How Often Does Cancer Cause An Eating Disorder?

It is still unknown how often cancer causes or cloaks an eating disorder. Studies suggest that cancer patients hand over control of their bodies to their doctors, to chemotherapy and radiation. Their bodies become a battle between tumorous cells and modern medicine. Their lives become a series of doses of medicine, therapies, and doctor’s appointments.

Loss of control is seen often in middle-aged cancer patients perhaps because they’re also losing the grip on youthfulness in society that overvalues it. Another reason may be because many women never outgrow negative body image.

In a study of around 1,900 women aged 50 and above, 80 percent said their body shape and weight affected their self-esteem. Over 35 percent said they had spent a significant portion of their time trying to lose weight in the last five years. Under the chaos of fighting cancer, patients can regain command or rather, the allusion of it, with an eating disorder. Mainly the driving force for this phenomenon is that when they can’t manage the cancer, they can at least control the food they eat.

Hiding An Eating Disorder When Going Through Chemotherapy

It’s easier to hide an eating disorder when a patient is going through treatment because certain therapies are known to cause nausea and loss of appetite. They can cloak purging and restriction with cancer’s side effects.

In fact, it is common for patients to fight cancer with special diets, as a substitute or an adjunct treatment for the illness. Naturopathic holistic diets, from juicing to veganism, could possibly look like disordered eating.

Losing weight can trigger past struggles with eating disorders. Meanwhile, cancer therapies may eventually result in weight gain. Patients may take this opportunity to use disordered eating to offset the gain.

Working Towards Recovery

Nearly eight million Americans are diagnosed with an eating disorder. These cases are mostly treatable, and anyone can relearn healthy eating habits and ways to cope. Overcoming an eating disorder while getting treated for cancer may take months, and in some cases, years. But with the help of your healthcare team, you can successfully focus on both your cancer therapy and eating disorder recovery, so you can return to the best health possible.

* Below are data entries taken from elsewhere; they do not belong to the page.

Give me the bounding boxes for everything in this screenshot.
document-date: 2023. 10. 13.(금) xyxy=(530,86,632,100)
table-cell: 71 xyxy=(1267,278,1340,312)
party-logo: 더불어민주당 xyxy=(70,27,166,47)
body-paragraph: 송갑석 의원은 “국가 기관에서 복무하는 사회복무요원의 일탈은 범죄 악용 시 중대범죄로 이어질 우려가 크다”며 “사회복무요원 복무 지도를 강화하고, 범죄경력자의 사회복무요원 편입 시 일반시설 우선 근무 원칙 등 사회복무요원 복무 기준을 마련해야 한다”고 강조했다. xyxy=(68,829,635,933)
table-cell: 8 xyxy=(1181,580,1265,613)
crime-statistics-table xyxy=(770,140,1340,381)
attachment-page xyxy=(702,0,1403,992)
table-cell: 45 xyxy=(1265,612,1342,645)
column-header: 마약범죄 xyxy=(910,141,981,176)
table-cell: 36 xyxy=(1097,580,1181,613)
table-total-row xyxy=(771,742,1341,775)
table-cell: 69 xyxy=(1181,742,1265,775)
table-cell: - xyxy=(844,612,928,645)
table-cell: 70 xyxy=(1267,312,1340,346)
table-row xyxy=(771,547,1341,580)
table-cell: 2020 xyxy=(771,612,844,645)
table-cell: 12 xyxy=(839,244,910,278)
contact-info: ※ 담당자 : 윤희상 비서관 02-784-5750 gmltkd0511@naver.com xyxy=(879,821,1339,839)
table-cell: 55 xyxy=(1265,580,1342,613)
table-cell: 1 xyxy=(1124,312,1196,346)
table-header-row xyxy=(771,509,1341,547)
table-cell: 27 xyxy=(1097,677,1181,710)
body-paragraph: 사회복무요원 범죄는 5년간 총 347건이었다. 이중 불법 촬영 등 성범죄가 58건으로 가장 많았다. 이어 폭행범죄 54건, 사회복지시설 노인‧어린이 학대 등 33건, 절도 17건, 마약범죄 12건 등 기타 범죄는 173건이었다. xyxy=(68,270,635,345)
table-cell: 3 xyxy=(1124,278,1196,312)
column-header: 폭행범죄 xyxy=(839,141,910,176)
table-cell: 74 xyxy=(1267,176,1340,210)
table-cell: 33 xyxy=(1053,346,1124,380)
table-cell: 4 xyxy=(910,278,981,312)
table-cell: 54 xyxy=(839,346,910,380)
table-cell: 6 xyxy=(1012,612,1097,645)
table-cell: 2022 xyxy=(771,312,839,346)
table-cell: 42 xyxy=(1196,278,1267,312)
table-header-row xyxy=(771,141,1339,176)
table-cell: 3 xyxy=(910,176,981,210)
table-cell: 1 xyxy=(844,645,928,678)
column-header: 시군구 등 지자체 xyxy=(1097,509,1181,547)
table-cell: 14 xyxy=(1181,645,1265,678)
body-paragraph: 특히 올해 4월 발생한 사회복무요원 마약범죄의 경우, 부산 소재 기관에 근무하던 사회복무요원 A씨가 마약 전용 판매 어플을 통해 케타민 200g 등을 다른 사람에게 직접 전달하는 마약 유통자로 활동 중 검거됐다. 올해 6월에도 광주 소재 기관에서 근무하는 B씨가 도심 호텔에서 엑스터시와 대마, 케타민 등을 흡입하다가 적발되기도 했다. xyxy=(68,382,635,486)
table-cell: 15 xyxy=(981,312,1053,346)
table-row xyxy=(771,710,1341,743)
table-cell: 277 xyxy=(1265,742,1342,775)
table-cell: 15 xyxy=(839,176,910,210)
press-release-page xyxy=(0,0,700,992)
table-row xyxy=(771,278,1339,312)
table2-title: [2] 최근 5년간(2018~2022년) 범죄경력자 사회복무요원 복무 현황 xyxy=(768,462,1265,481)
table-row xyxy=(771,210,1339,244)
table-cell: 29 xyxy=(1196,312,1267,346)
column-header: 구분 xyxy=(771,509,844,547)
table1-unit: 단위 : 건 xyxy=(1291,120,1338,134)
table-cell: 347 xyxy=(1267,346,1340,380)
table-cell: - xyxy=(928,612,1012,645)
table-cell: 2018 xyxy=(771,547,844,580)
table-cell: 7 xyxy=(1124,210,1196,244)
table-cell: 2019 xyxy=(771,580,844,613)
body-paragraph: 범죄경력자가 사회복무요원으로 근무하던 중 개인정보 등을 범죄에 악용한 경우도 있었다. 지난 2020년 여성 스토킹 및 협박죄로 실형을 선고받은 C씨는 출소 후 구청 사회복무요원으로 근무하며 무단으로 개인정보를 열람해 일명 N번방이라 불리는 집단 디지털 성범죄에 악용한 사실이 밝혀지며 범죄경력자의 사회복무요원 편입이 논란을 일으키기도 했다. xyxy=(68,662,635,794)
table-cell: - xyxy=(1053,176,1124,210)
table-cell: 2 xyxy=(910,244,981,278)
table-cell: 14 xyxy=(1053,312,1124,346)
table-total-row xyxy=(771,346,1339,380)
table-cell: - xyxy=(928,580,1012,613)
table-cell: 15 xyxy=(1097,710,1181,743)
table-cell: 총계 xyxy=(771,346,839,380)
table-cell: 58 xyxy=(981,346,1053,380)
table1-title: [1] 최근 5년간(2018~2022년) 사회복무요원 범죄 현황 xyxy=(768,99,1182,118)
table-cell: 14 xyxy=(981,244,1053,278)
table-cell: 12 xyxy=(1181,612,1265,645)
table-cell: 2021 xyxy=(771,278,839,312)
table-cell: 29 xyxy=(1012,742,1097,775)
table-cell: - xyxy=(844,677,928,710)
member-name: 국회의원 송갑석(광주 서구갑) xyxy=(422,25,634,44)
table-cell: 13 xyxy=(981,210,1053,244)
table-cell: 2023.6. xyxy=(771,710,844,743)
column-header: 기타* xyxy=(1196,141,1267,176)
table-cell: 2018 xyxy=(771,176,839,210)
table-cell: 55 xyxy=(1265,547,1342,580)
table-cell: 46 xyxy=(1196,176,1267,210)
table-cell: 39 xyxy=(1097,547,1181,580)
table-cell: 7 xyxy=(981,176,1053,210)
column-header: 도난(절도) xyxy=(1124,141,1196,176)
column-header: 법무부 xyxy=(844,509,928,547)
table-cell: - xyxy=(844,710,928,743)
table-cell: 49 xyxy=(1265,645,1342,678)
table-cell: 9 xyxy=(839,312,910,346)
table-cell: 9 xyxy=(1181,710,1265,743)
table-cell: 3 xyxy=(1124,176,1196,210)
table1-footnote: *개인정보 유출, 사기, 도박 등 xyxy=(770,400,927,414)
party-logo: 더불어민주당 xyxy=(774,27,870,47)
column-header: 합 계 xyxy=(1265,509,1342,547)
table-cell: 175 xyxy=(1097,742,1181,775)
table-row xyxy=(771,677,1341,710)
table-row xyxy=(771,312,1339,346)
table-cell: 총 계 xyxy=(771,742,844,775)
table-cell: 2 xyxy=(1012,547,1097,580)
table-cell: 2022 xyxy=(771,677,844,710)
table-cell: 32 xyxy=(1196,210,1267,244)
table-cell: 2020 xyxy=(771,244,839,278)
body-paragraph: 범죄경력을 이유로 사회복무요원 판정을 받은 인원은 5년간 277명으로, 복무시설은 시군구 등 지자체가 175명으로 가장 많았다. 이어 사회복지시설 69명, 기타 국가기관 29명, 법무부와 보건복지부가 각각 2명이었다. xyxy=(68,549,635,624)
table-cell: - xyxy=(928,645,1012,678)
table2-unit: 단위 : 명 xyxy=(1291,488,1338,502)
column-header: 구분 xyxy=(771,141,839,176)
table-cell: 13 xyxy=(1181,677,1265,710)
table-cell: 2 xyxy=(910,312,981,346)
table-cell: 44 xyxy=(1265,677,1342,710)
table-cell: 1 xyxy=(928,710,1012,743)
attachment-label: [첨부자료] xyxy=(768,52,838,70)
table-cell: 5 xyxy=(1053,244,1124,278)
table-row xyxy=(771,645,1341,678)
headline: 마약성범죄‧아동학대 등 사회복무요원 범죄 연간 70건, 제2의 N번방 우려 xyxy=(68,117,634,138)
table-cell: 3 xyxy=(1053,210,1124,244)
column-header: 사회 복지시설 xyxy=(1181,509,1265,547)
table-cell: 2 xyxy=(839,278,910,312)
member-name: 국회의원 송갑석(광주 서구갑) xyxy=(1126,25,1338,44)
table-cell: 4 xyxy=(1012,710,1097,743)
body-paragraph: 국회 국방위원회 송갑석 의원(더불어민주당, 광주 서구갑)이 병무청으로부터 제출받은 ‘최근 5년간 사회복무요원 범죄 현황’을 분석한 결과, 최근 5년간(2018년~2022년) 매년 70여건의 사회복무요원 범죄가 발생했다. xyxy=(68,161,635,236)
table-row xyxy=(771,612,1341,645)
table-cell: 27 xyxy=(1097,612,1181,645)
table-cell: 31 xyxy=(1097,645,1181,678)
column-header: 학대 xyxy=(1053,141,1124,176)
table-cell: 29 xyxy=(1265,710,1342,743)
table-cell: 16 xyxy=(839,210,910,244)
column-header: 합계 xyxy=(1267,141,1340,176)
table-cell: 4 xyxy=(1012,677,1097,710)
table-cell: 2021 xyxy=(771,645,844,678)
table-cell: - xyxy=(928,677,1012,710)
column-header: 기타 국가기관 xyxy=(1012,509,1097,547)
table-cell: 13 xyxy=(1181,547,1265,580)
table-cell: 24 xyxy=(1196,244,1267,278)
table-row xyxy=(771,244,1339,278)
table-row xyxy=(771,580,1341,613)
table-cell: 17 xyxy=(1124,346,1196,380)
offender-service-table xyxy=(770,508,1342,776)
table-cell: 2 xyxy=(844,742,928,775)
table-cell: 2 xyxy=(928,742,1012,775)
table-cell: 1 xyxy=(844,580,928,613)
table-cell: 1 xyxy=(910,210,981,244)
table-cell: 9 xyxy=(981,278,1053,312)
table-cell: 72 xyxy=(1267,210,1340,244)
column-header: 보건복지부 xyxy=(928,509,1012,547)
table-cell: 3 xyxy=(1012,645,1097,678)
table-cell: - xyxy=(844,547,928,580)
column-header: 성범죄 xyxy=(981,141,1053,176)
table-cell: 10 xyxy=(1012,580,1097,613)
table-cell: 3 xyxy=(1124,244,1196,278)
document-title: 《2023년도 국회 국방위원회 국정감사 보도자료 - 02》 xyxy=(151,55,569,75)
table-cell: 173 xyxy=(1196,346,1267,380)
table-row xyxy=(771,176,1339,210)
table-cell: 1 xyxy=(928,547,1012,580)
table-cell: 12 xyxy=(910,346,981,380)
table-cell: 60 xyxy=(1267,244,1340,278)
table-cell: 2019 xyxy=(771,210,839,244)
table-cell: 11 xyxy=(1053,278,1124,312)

  • Nutritional Counseling – You will likely have an oncology dietician in your cancer care team. He or she is trained to help people with cancer to achieve a healthier weight and combat the side effects of treatment through proper nutrition. Your dietician will assess your condition and unique needs before providing any advice. Among other possible solutions, you may have to eat more in the morning than in the evening or eat several small meals throughout the day.
  • Appetite Stimulants – When nutrition counseling is not enough to suppress unhealthy eating behaviors, medication can further assist. An appetite stimulant may pique the interest of a patient with anorexia for certain foods, even if the cancer treatment causes side effects like nausea.
  • Medical Nutrition Therapy – For extreme cases where the patient is already suffering from malnourishment, medical nutrition therapy using parenteral or enteral nutrition is necessary. Your doctor may prescribe liquid dietary supplements to help your body get the nutrition that it needs. The doctor may also advise for certain interventions, like a feeding tube, if the patient is in danger of malnourishment.

There are many challenges to overcome when fighting cancer and an eating disorder at the same time. They can take their toll on your mental health, but it’s important to remember that you have a medical team that is always willing to help and get you through this tough situation. With their aid, you can achieve your health goals while keeping your overall well-being. If you are struggling with an eating problem, do not hesitate to discuss it with your doctor. This conversation is your first step to recovery.